Bangko Sentral ng Pilipinas (BSP) Governor Benjamin E. Diokno said the central bank, which has provided P2 trillion in liquidity to the financial system in 2020, will continue to be the game changer in the country’s anti-COVID-19 pandemic response.
“The BSP shall continue to be front and center of the country’s COVID-19 economic response by ensuring ample liquidity in the financial system, providing regulatory relief to banks, and implementing policies to help Filipino businesses and households recover from the crisis,” said Diokno during his now weekly virtual “GBED Talks” with the press.
Diokno is also reiterating the BSP’s readiness to provide cash advances to the National Government (NG) under existing laws including the BSP Charter and the second Bayanihan law. “This is in line with BSP’s commitment to support whole-of-nation efforts to ease the adverse impact of the pandemic,” he said.
The BSP, for a limited time under the Bayanihan law, has a revolving cash on-hand for NG pandemic response of up to P820 billion, of which P540 billion is a permanent provision under the central bank law. He clarified though that these are not a form of debt monetization but are just bridge financing from BSP to the NG.
Last year, BSP policies centered on six key issues as pandemic response such as: ensuring there is market confidence by providing adequate liquidity and credit; to complement the NG’s broad-based health and fiscal programs through extraordinary liquidity measures; extend financial relief to borrowers; incentivize lending; promote continued access to financial services; and support continued financial services delivery.
“We gained headway in bringing the BSP closer to Filipinos. We did this through a wide array of initiatives aimed at easing the adverse impact of the pandemic,” said Diokno. He stressed that “reaching out” to the public is an “overarching BSP objective, because ultimately, all our actions are meant to enhance the economic and financial wellbeing of Filipinos.”

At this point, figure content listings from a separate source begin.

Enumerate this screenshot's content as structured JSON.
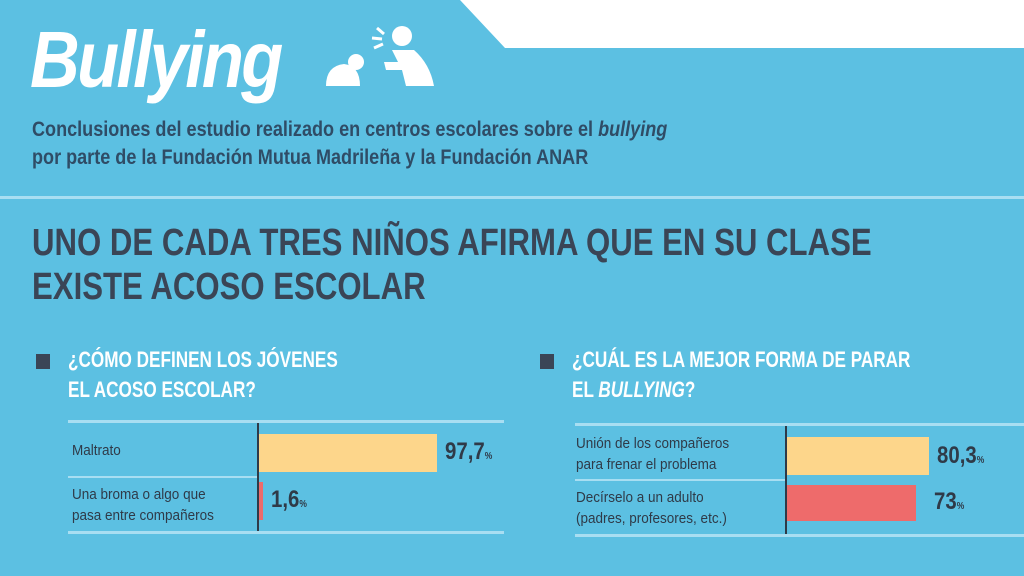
{
  "header": {
    "title": "Bullying",
    "icon": "bullying-people-icon",
    "subtitle_line1_pre": "Conclusiones del estudio realizado en centros escolares sobre el ",
    "subtitle_line1_em": "bullying",
    "subtitle_line2": "por parte de la Fundación Mutua Madrileña y la Fundación ANAR"
  },
  "headline": {
    "line1": "UNO DE CADA TRES NIÑOS AFIRMA QUE EN SU CLASE",
    "line2": "EXISTE ACOSO ESCOLAR"
  },
  "colors": {
    "background": "#5cc0e2",
    "bar_primary": "#fdd68b",
    "bar_secondary": "#ee6b6b",
    "text_dark": "#3a4556"
  },
  "chart_data": [
    {
      "type": "bar",
      "orientation": "horizontal",
      "title_line1": "¿CÓMO DEFINEN LOS JÓVENES",
      "title_line2": "EL ACOSO ESCOLAR?",
      "categories": [
        [
          "Maltrato"
        ],
        [
          "Una broma o algo que",
          "pasa entre compañeros"
        ]
      ],
      "values": [
        97.7,
        1.6
      ],
      "value_labels": [
        "97,7",
        "1,6"
      ],
      "unit": "%"
    },
    {
      "type": "bar",
      "orientation": "horizontal",
      "title_line1": "¿CUÁL ES LA MEJOR FORMA DE PARAR",
      "title_line2_pre": "EL ",
      "title_line2_em": "BULLYING",
      "title_line2_post": "?",
      "categories": [
        [
          "Unión de los compañeros",
          "para frenar  el problema"
        ],
        [
          "Decírselo a un adulto",
          "(padres, profesores, etc.)"
        ]
      ],
      "values": [
        80.3,
        73
      ],
      "value_labels": [
        "80,3",
        "73"
      ],
      "unit": "%"
    }
  ]
}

The BSP is mandated to maintain stability of prices, ensure a strong banking industry and payment systems, and to watch out for systemic risks, as well as financial inclusion.
Diokno, in a forum hosted by FINEX last week, assured investors that the local banking system continue to be on a strong footing with BSP’s time-bound and timely measures.
Key findings based on BSP’s most recent assessments are as follows: core funding remains relatively strong following COVID-19 outbreak; bank lending slightly rises; loan quality slightly weakens as borrowers experience cash flow interruptions and sustain losses due to the pandemic; financial assets grow but a slower rate as banks opted to reduce treasury activities to be liquid; net income declines as additional provisioning rises; and liquidity and capital buffers remain intact.
“The domestic banking system is expected to remain relatively stable in the next two years,” said Diokno, citing the BSP’s latest Banking Sector Outlook Survey (BSOS). The survey said banks project that real gross domestic product growth will return to a range of less than six percent to 6.3 percent with the gradual reopening of the economy.
About 69 percent of the surveyed banks expect a stable banking system. Most banks also project growth of 10-15 percent in their loan portfolio over the next two years.
“Banks also anticipate a more active participation in the money and capital markets in the next two years as growth in financial assets (excluding loans) is projected to not exceed 10 percent by more than half of (BSOS) respondents,” noted Diokno. “The remaining banks estimated a double-digit growth. A double-digit deposit growth is also expected by most banks.”
Diokno pointed out that despite that majority of banks expect bad loans to exceed three percent this year and in 2022 and a three to five percent ratio of restructured loans to total loans, banks still “retained their upbeat expectations on returns as 71 percent of (surveyed banks) forecasted double-digit net income growth for the next two years.”